Никита зло усмехнулся и, ничего не отвечая, вышел.
Лямзин несколько минут тупо смотрел перед собой, пытаясь избавиться от неприятного осадка на душе, но не получалось. Что-то тяготило его во всей этой истории, заставляло чувствовать себя гадко. Вроде бы он рядом с самой разгадкой. Будто валяется она под ногами на земле, а он, вместо того чтобы наклониться и поднять, наступил каблуком. Эдуард так ушел в свои мысли, что, когда в дверь постучали, вздрогнул.
– К вам можно? – На пороге стояла темноволосая красивая женщина и вопросительно смотрела на Лямзина. – Вы меня вызывали на сегодня.
– Вы кто?
– Я Агриппина, соседка Катерины Каранзиной.
– Ах… да, да, да, – забормотал Лямзин, – как же я забыл. Проходите, садитесь, у меня к вам несколько вопросов. Скажите, вы с Катериной хорошо были знакомы?
– Не так чтоб очень. На уровне «здрасте – до свиданья». Господи, господи, – вдруг запричитала женщина, и глаза ее увлажнились, – такая жуткая смерть. Перерезать горло от уха до уха – это ж сколько ненависти нужно иметь!
– А кто сказал о том, что Катерине перерезали горло? – опешил Лямзин.
– Так соседка из восемнадцатой квартиры. Говорит, сама видела красную полосу.
– Вашей соседке сослепу так показалось. Каранзину задушили леской, после чего на шее остается красная борозда. Давно в том доме живете?
– Я вообще в нем сейчас не живу, прихожу только иногда посмотреть, все ли в порядке. То, что я повестку в почтовом ящике увидала, просто счастливая случайность. Иногда неделями некогда заглянуть.
Посетительница улыбнулась, и лицо ее словно просветлело. Строгая красота смягчилась, лицо стало милым и таким трогательно-беззащитным, что Лямзин невольно залюбовался и усилием воли вернул себя в русло беседы.
– Значит, живете по другому адресу. С кем?
– С дочерью.
– А муж?
– Мужа нет, мы развелись.
– У меня устаревшие сведения, – пробормотал Лямзин, черкая что-то в блокноте. – А вот скажите, Катерина Каранзина была мирным человеком? Часто ли она ссорилась с кем-нибудь?
– Да вроде бы нет… – задумавшись, протянула Агриппина. – Во всяком случае, я никогда не бывала подобному свидетелем. Вот только недавно…
– Да? – насторожился Лямзин.
– Из ее квартиры я слышала громкие голоса, похоже, она ссорилась с кем-то. Не уверена, но мне показалось, что второй голос, мужской, был ее бывшего мужа, Антона. Это важно?

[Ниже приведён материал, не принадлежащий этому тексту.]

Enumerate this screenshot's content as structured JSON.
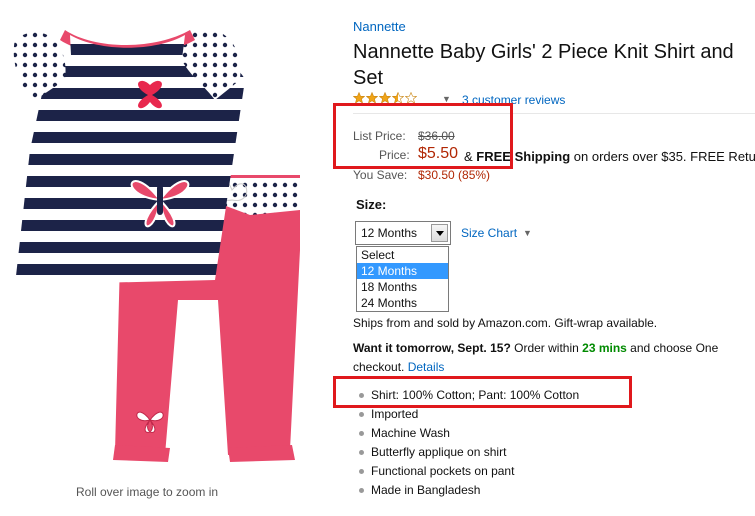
{
  "brand": "Nannette",
  "title_line1": "Nannette Baby Girls' 2 Piece Knit Shirt and",
  "title_line2": "Set",
  "rating": {
    "stars": 3.5,
    "reviews_link": "3 customer reviews"
  },
  "pricing": {
    "list_label": "List Price:",
    "list_value": "$36.00",
    "price_label": "Price:",
    "price_value": "$5.50",
    "shipping_pre": "& ",
    "shipping_bold": "FREE Shipping",
    "shipping_post": " on orders over $35. FREE Retu",
    "save_label": "You Save:",
    "save_value": "$30.50 (85%)"
  },
  "size": {
    "label": "Size:",
    "selected": "12 Months",
    "chart_link": "Size Chart",
    "options": [
      "Select",
      "12 Months",
      "18 Months",
      "24 Months"
    ]
  },
  "ships_text": "Ships from and sold by Amazon.com. Gift-wrap available.",
  "delivery": {
    "bold": "Want it tomorrow, Sept. 15?",
    "pre": " Order within ",
    "time": "23 mins",
    "post": " and choose One",
    "line2": "checkout. ",
    "details_link": "Details"
  },
  "bullets": [
    "Shirt: 100% Cotton; Pant: 100% Cotton",
    "Imported",
    "Machine Wash",
    "Butterfly applique on shirt",
    "Functional pockets on pant",
    "Made in Bangladesh"
  ],
  "zoom_hint": "Roll over image to zoom in",
  "colors": {
    "link": "#0066c0",
    "price": "#b12704",
    "highlight": "#e0181c",
    "star": "#f0a418"
  }
}
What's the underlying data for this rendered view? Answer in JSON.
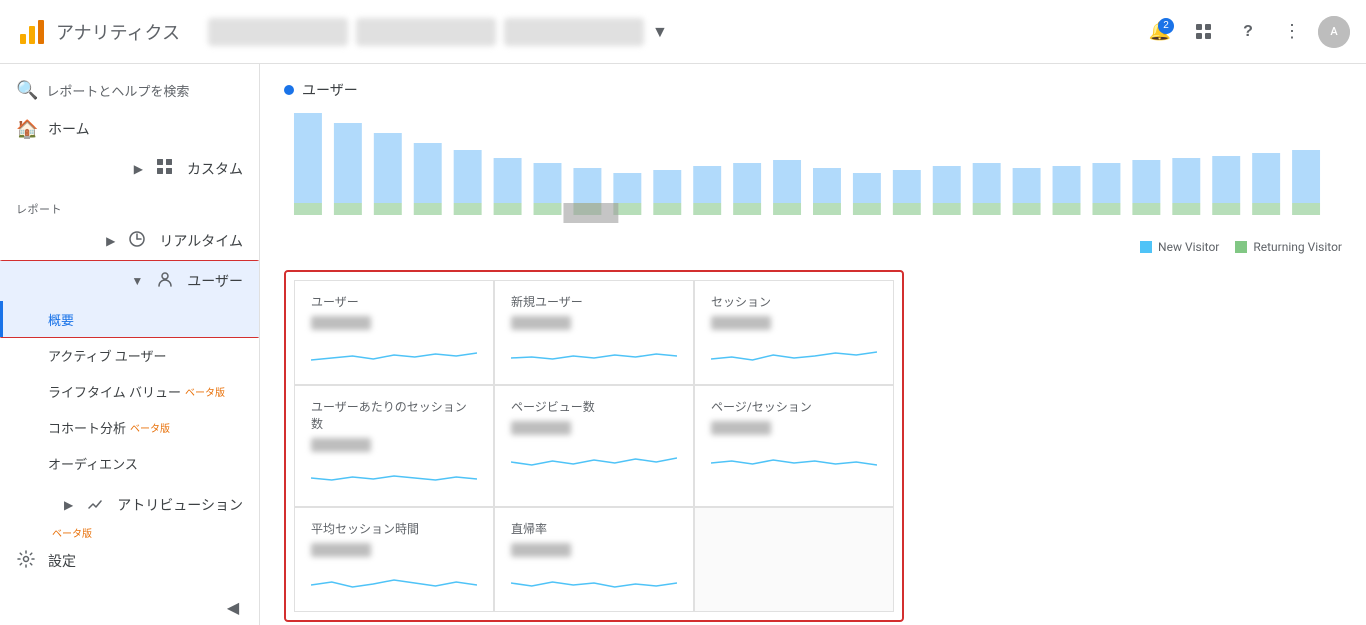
{
  "header": {
    "logo_text": "アナリティクス",
    "account_blurred": "████████████",
    "nav_badge": "2",
    "avatar_initial": "A"
  },
  "sidebar": {
    "search_placeholder": "レポートとヘルプを検索",
    "items": [
      {
        "id": "home",
        "label": "ホーム",
        "icon": "🏠",
        "expandable": false
      },
      {
        "id": "custom",
        "label": "カスタム",
        "icon": "⊞",
        "expandable": true
      }
    ],
    "section_label": "レポート",
    "report_items": [
      {
        "id": "realtime",
        "label": "リアルタイム",
        "icon": "⏱",
        "expandable": true
      },
      {
        "id": "user",
        "label": "ユーザー",
        "icon": "👤",
        "expandable": true,
        "active": true
      }
    ],
    "user_subitems": [
      {
        "id": "overview",
        "label": "概要",
        "active": true
      },
      {
        "id": "active-users",
        "label": "アクティブ ユーザー"
      },
      {
        "id": "lifetime",
        "label": "ライフタイム バリュー",
        "beta": true
      },
      {
        "id": "cohort",
        "label": "コホート分析",
        "beta": true
      },
      {
        "id": "audience",
        "label": "オーディエンス"
      }
    ],
    "bottom_items": [
      {
        "id": "attribution",
        "label": "アトリビューション",
        "icon": "↩",
        "beta": true
      },
      {
        "id": "settings",
        "label": "設定",
        "icon": "⚙"
      }
    ]
  },
  "chart": {
    "legend_label": "ユーザー",
    "legend_new_visitor": "New Visitor",
    "legend_returning_visitor": "Returning Visitor"
  },
  "metrics": [
    {
      "id": "users",
      "title": "ユーザー"
    },
    {
      "id": "new-users",
      "title": "新規ユーザー"
    },
    {
      "id": "sessions",
      "title": "セッション"
    },
    {
      "id": "sessions-per-user",
      "title": "ユーザーあたりのセッション数"
    },
    {
      "id": "pageviews",
      "title": "ページビュー数"
    },
    {
      "id": "pages-per-session",
      "title": "ページ/セッション"
    },
    {
      "id": "avg-session",
      "title": "平均セッション時間"
    },
    {
      "id": "bounce-rate",
      "title": "直帰率"
    }
  ],
  "icons": {
    "search": "🔍",
    "home": "🏠",
    "custom": "⊞",
    "realtime": "⏱",
    "user": "👤",
    "attribution": "↩",
    "settings": "⚙",
    "expand": "▶",
    "collapse": "◀",
    "chevron_down": "▼",
    "bell": "🔔",
    "grid": "⊞",
    "help": "?",
    "more": "⋮"
  }
}
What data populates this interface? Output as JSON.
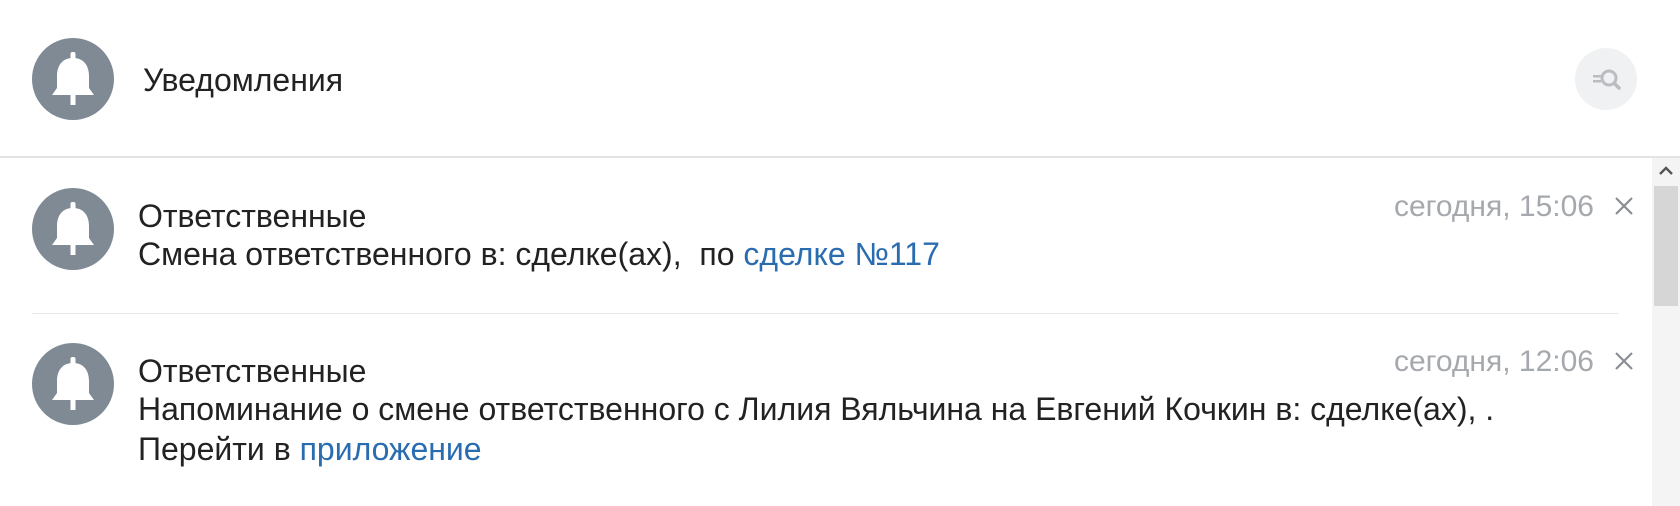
{
  "header": {
    "title": "Уведомления",
    "avatar_icon": "bell-icon",
    "search_icon": "filter-search-icon"
  },
  "notifications": [
    {
      "icon": "bell-icon",
      "title": "Ответственные",
      "text_prefix": "Смена ответственного в: сделке(ах),  по ",
      "link": "сделке №117",
      "text_suffix": "",
      "time": "сегодня, 15:06",
      "close_icon": "close-icon"
    },
    {
      "icon": "bell-icon",
      "title": "Ответственные",
      "text_prefix": "Напоминание о смене ответственного с Лилия Вяльчина на Евгений Кочкин в: сделке(ах), .\nПерейти в ",
      "link": "приложение",
      "text_suffix": "",
      "time": "сегодня, 12:06",
      "close_icon": "close-icon"
    }
  ],
  "colors": {
    "avatar": "#7f8a95",
    "link": "#2a6cb0",
    "time": "#a5a9ad"
  }
}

– Да, – вяло согласился Лямзин, – хотя, пожалуй, уже бесполезно.
– Почему?
– Антон Каранзин погиб, и узнать у него, что он делил с Катериной и по какой причине ссорился, мы теперь не сможем.

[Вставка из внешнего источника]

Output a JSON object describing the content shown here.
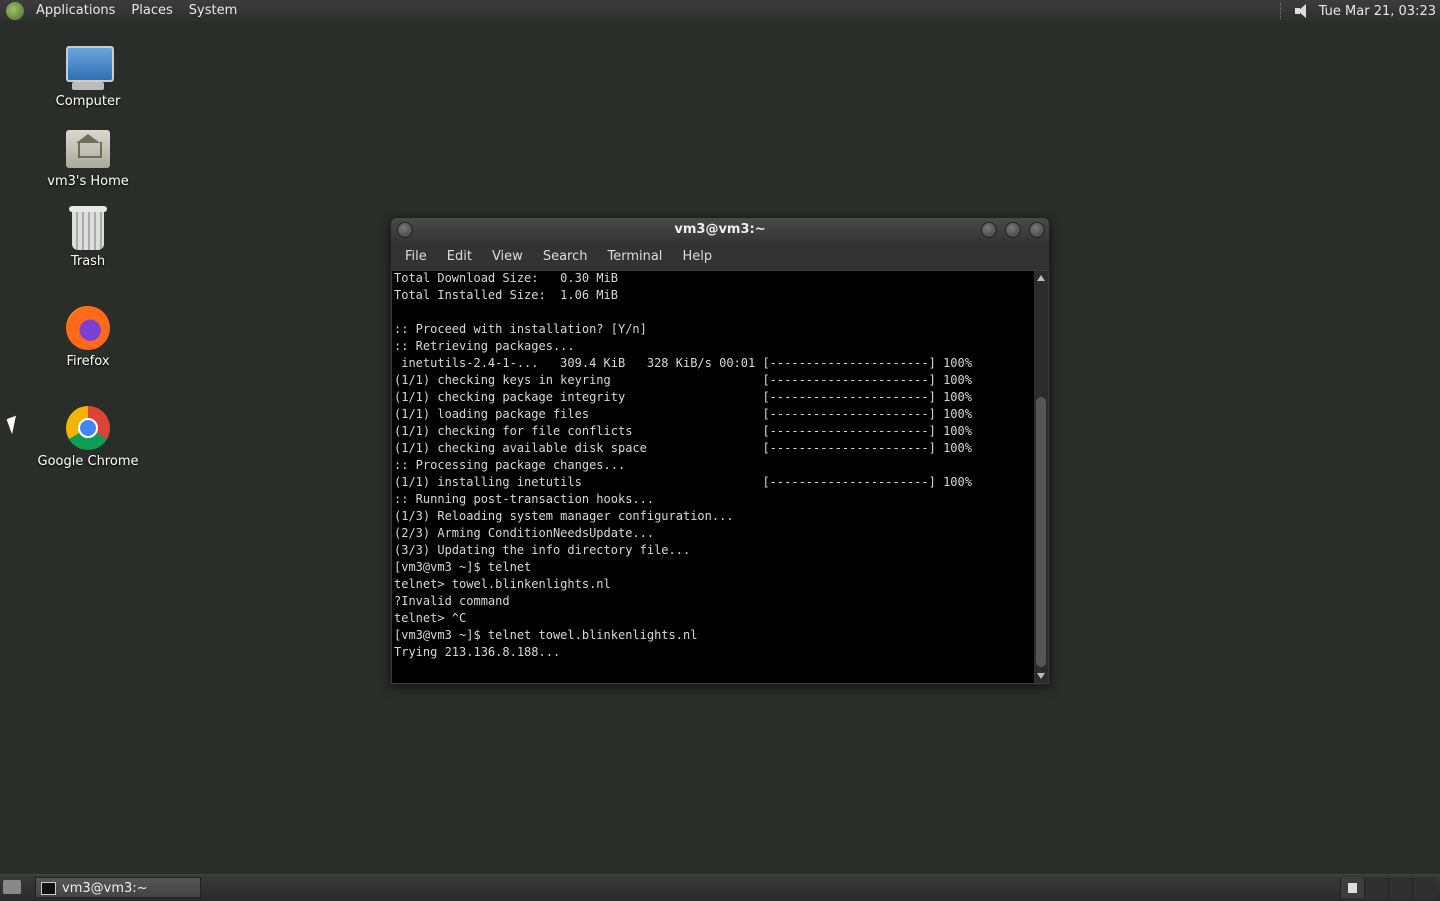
{
  "top_panel": {
    "menus": [
      "Applications",
      "Places",
      "System"
    ],
    "clock": "Tue Mar 21, 03:23"
  },
  "desktop": {
    "icons": [
      {
        "label": "Computer",
        "icon": "computer-icon"
      },
      {
        "label": "vm3's Home",
        "icon": "home-folder-icon"
      },
      {
        "label": "Trash",
        "icon": "trash-icon"
      },
      {
        "label": "Firefox",
        "icon": "firefox-icon"
      },
      {
        "label": "Google Chrome",
        "icon": "chrome-icon"
      }
    ]
  },
  "terminal": {
    "title": "vm3@vm3:~",
    "menus": [
      "File",
      "Edit",
      "View",
      "Search",
      "Terminal",
      "Help"
    ],
    "lines": [
      "Total Download Size:   0.30 MiB",
      "Total Installed Size:  1.06 MiB",
      "",
      ":: Proceed with installation? [Y/n]",
      ":: Retrieving packages...",
      " inetutils-2.4-1-...   309.4 KiB   328 KiB/s 00:01 [----------------------] 100%",
      "(1/1) checking keys in keyring                     [----------------------] 100%",
      "(1/1) checking package integrity                   [----------------------] 100%",
      "(1/1) loading package files                        [----------------------] 100%",
      "(1/1) checking for file conflicts                  [----------------------] 100%",
      "(1/1) checking available disk space                [----------------------] 100%",
      ":: Processing package changes...",
      "(1/1) installing inetutils                         [----------------------] 100%",
      ":: Running post-transaction hooks...",
      "(1/3) Reloading system manager configuration...",
      "(2/3) Arming ConditionNeedsUpdate...",
      "(3/3) Updating the info directory file...",
      "[vm3@vm3 ~]$ telnet",
      "telnet> towel.blinkenlights.nl",
      "?Invalid command",
      "telnet> ^C",
      "[vm3@vm3 ~]$ telnet towel.blinkenlights.nl",
      "Trying 213.136.8.188..."
    ]
  },
  "taskbar": {
    "task_label": "vm3@vm3:~"
  }
}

– Какой ужас! – Женщина прижала руки к лицу и всхлипнула. – Кому же они так дорогу перешли, что их обоих убили?
– Почему думаете, что Антона убили?
– А разве нет? – шепотом спросила Агриппина, и глаза ее расширились от ужаса.
– Не фантазируйте. Антон сам повесился, есть заключение судмедэксперта. Насчет Катерины – все может быть, но мне важны не фантазии, а факты. Может быть, вам известно что-нибудь о проблемах Каранзиной?

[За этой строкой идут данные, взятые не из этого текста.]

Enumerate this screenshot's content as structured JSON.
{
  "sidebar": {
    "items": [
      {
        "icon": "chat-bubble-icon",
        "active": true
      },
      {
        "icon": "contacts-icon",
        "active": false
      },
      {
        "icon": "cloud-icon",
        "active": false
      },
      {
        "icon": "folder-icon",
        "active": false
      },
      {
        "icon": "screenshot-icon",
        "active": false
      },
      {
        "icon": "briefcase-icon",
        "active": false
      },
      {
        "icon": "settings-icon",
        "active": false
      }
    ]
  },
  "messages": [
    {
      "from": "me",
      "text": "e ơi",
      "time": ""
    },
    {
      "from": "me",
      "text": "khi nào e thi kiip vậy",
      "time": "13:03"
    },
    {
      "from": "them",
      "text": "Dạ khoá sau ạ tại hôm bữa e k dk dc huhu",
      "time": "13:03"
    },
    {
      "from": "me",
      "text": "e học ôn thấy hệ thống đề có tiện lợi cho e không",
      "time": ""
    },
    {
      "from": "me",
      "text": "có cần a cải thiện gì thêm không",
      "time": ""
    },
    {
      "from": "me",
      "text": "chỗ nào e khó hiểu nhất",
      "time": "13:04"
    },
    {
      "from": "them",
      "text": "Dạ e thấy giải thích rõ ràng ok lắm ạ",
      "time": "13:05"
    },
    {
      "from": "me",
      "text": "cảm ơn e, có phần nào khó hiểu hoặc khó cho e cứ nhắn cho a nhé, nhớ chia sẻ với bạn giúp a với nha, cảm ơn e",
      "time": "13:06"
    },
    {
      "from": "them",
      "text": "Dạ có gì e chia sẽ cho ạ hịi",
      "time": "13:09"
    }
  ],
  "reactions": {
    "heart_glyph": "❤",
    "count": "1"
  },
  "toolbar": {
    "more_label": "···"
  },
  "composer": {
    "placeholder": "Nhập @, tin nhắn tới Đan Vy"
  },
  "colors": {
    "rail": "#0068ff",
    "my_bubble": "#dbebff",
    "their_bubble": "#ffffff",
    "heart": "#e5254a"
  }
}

– Я последние годы не общалась с ней. К тому же ее, я слышала, два года не было в России. Катерина, конечно, была очень амбициозным человеком, и хотя карьеры особой не сделала, Антону очень доставалось от нее, вечно она над ним насмехалась и упрекала в непрактичности. Антон терпел, и даже на развод она сама подала. Он мягкий очень, вряд ли бы решился развестись, так бы и терпел всю жизнь.
– А вы знали, что Антон сильно пьет?
Агриппина задумалась, а потом медленно покачала головой.
– Он раньше не пил. А я, как замуж вышла, уехала из того дома. Квартиру некоторое время сдавала, а потом, когда начались трения с супругом, жильцов перестала пускать: боялась, что в любой момент самой жить негде станет. Но случилось так, что муж сам ушел, а квартиру, в которой мы с ним жили, на дочь отписал. Мы и сейчас там живем. А эта, в Алтышниковом переулке, стоит пустая – ремонтировать надо, да у меня все руки не доходят.
– Так вы говорите, слышали недавно звуки ссоры из квартиры Каранзиной. Что-нибудь еще можете рассказать об этом? – свернул к прежнему разговору Лямзин.
– Нет, ничего. Может, кто-то из соседей слышал?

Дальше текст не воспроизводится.